PDF Content + Tracking the Next Big Thing for Publishers
The flagging economy launched torpedoes at the grand old-media Condé Nast fleet yesterday, sinking Gourmet, Cookie, Modern Bride and Elegant Bride. The moves—including a rumored 180 layoffs connected to those magazines—come as the publishing industry struggles to invent new models to derive income from its content, one of them rumored to be a Hulu-type digital store.
Help is on the way, and indeed it may already be here for some beleaguered publishers.
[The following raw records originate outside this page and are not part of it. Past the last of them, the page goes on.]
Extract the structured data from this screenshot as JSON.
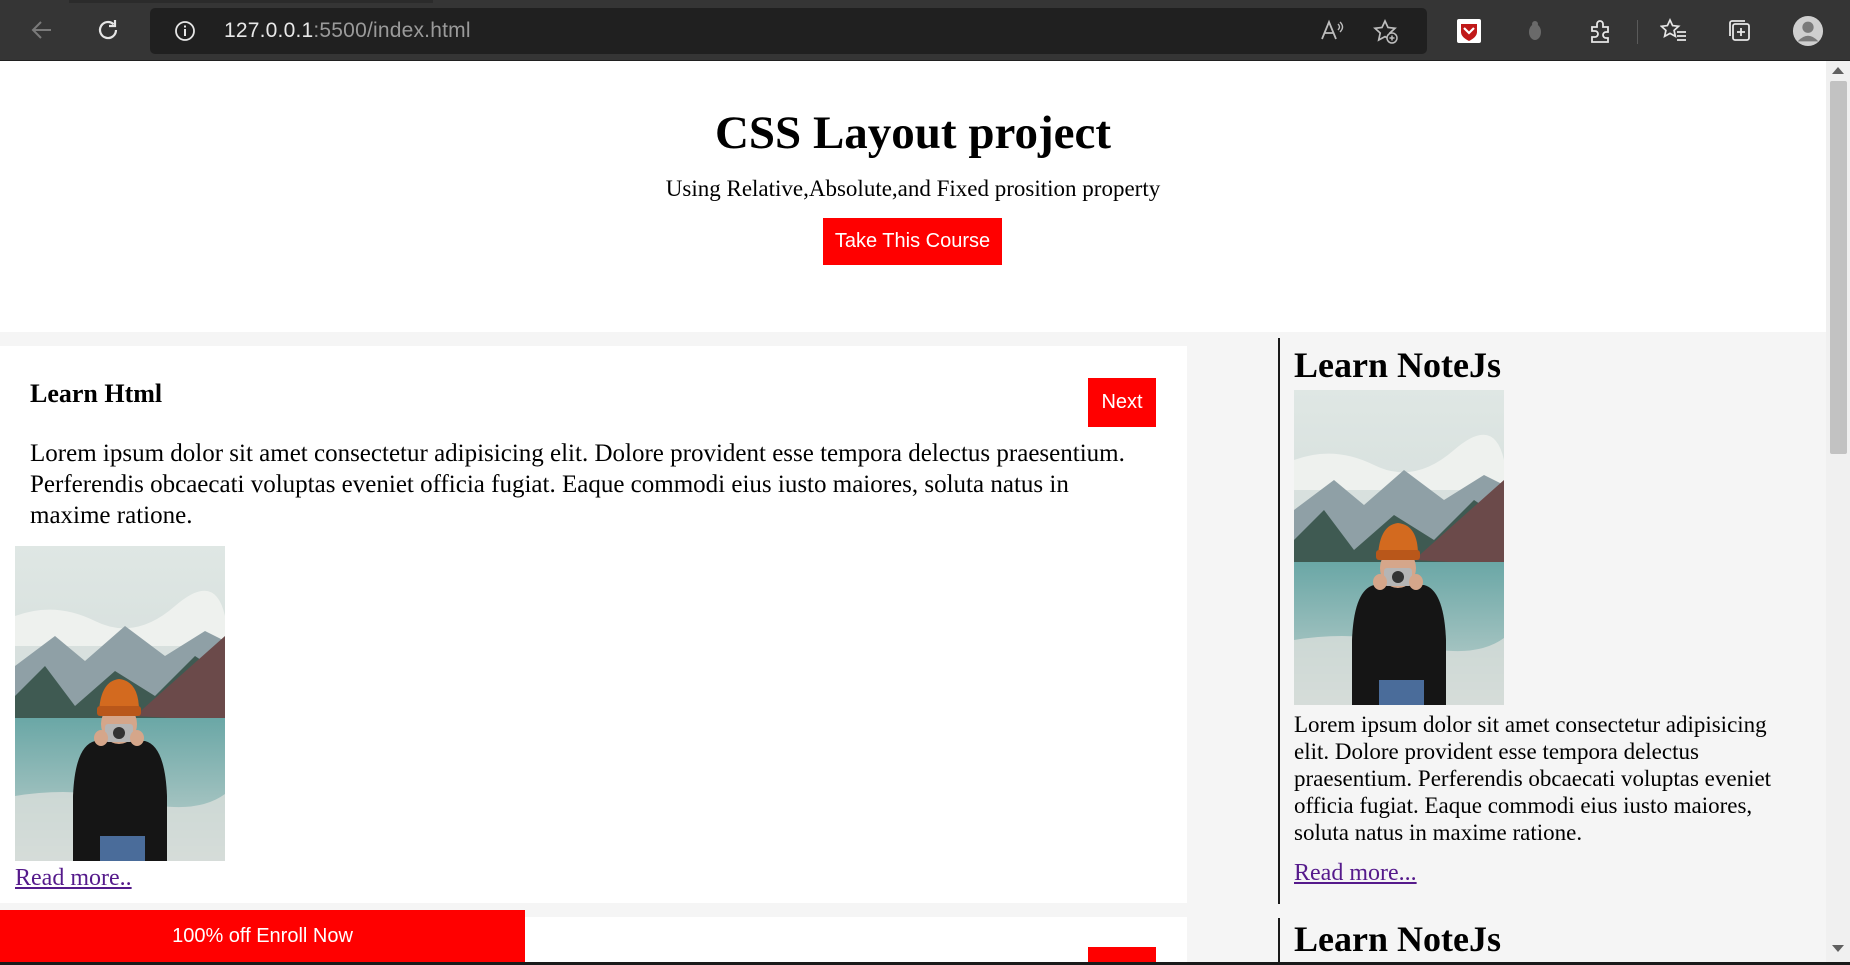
{
  "browser": {
    "url_host": "127.0.0.1",
    "url_path": ":5500/index.html"
  },
  "hero": {
    "title": "CSS Layout project",
    "subtitle": "Using Relative,Absolute,and Fixed prosition property",
    "cta_label": "Take This Course"
  },
  "card1": {
    "title": "Learn Html",
    "next_label": "Next",
    "text": "Lorem ipsum dolor sit amet consectetur adipisicing elit. Dolore provident esse tempora delectus praesentium. Perferendis obcaecati voluptas eveniet officia fugiat. Eaque commodi eius iusto maiores, soluta natus in maxime ratione.",
    "read_more": "Read more.."
  },
  "aside1": {
    "title": "Learn NoteJs",
    "text": "Lorem ipsum dolor sit amet consectetur adipisicing elit. Dolore provident esse tempora delectus praesentium. Perferendis obcaecati voluptas eveniet officia fugiat. Eaque commodi eius iusto maiores, soluta natus in maxime ratione.",
    "read_more": "Read more..."
  },
  "aside2": {
    "title": "Learn NoteJs"
  },
  "enroll": {
    "label": "100% off Enroll Now"
  },
  "colors": {
    "accent": "#ff0000",
    "link_visited": "#551a8b",
    "chrome_bg": "#353535"
  }
}
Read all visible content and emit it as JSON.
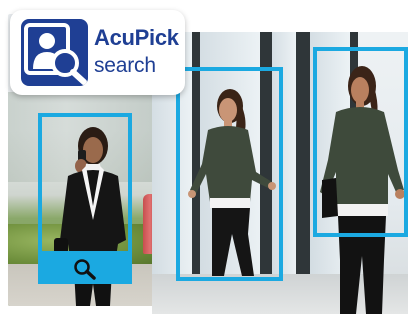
{
  "logo": {
    "name": "AcuPick",
    "subtitle": "search",
    "icon": "person-search-icon",
    "brand_color": "#1f3f94"
  },
  "detection": {
    "box_color": "#1ba9e1",
    "box_count": 3,
    "search_icon": "magnifier-icon"
  }
}
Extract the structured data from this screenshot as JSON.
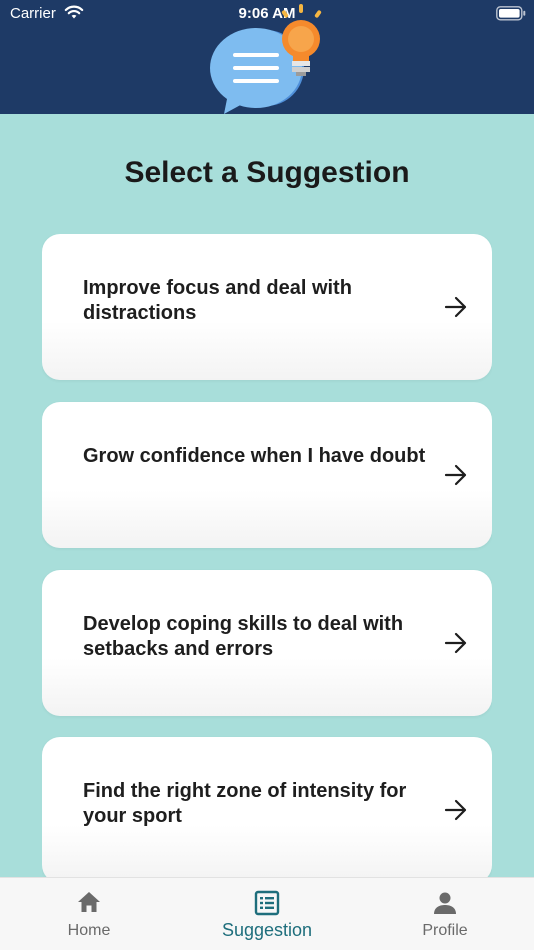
{
  "status_bar": {
    "carrier": "Carrier",
    "time": "9:06 AM"
  },
  "header": {
    "logo_icon": "chat-bubble-lightbulb-icon",
    "background": "#1E3A66"
  },
  "page": {
    "title": "Select a Suggestion",
    "background": "#A8DEDA"
  },
  "suggestions": [
    {
      "label": "Improve focus and deal with distractions",
      "icon": "arrow-right-icon"
    },
    {
      "label": "Grow confidence when I have doubt",
      "icon": "arrow-right-icon"
    },
    {
      "label": "Develop coping skills to deal with setbacks and errors",
      "icon": "arrow-right-icon"
    },
    {
      "label": "Find the right zone of intensity for your sport",
      "icon": "arrow-right-icon"
    }
  ],
  "bottom_nav": {
    "active": "Suggestion",
    "accent": "#1E6E7C",
    "items": [
      {
        "label": "Home",
        "icon": "home-icon"
      },
      {
        "label": "Suggestion",
        "icon": "list-icon"
      },
      {
        "label": "Profile",
        "icon": "person-icon"
      }
    ]
  }
}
Interactive PDFs are an emerging format for porting paper publications to electronic editions. Not only do PDFs incur zero printing and shipping costs, they also lock down layouts for advertisers and magazine designers frustrated with graphic-design limitations posed by the user-controllable look and feel of web browsers. Their main drawback? They tend to be money losers or zero-gainers.
We’re guessing Adobe plans to put the ability to track content, inside PDFs as a way to make ads in PDF editions more valuable. It took a huge step toward accomplishing that when it announced intentions to acquire web-metrics aggregator Omniture for $1.2 billion last month.
Adobe CEO Shantanu Narayen didn’t come out and say point-blank that his company plans to bring web-style metrics tracking to PDFs. He did, however, say in the company’s Sept. 15 financial analyst call that “our customers have been asking us to help them deliver more effective solutions for assembling and delivering targeted web content…that can be measured and optimized.” That, he said, and monetizing web content.
Publishers looking for a head start on PDF metrics tracking don’t have to wait and see how Adobe will integrate Omniture’s code into its applications a year or three down the line. Right now they can check out Vitrium’s docmetrics, which can be tested on a single document and used to measure how readers use their PDFs as well as collect leads for subscriptions and advertisers.
Putting in trackable ads just might be the missing link that could give publishers the ability to port the financial model driving print-ad revenue to PDF editions. It’s still going to be tough to get readers to pay the same cover price they would for a print magazine, especially given all the free content available on the web. Less printing costs and more ad revenues, invariably, will bring down cover prices for electronic editions.
As more and more print publications teeter on the brink of insolvency and there’s less and less competition, someone’s going to come up with a winning model that will work. Looks like Adobe’s betting a billion that it will involve PDF. Vitrium’s here, now.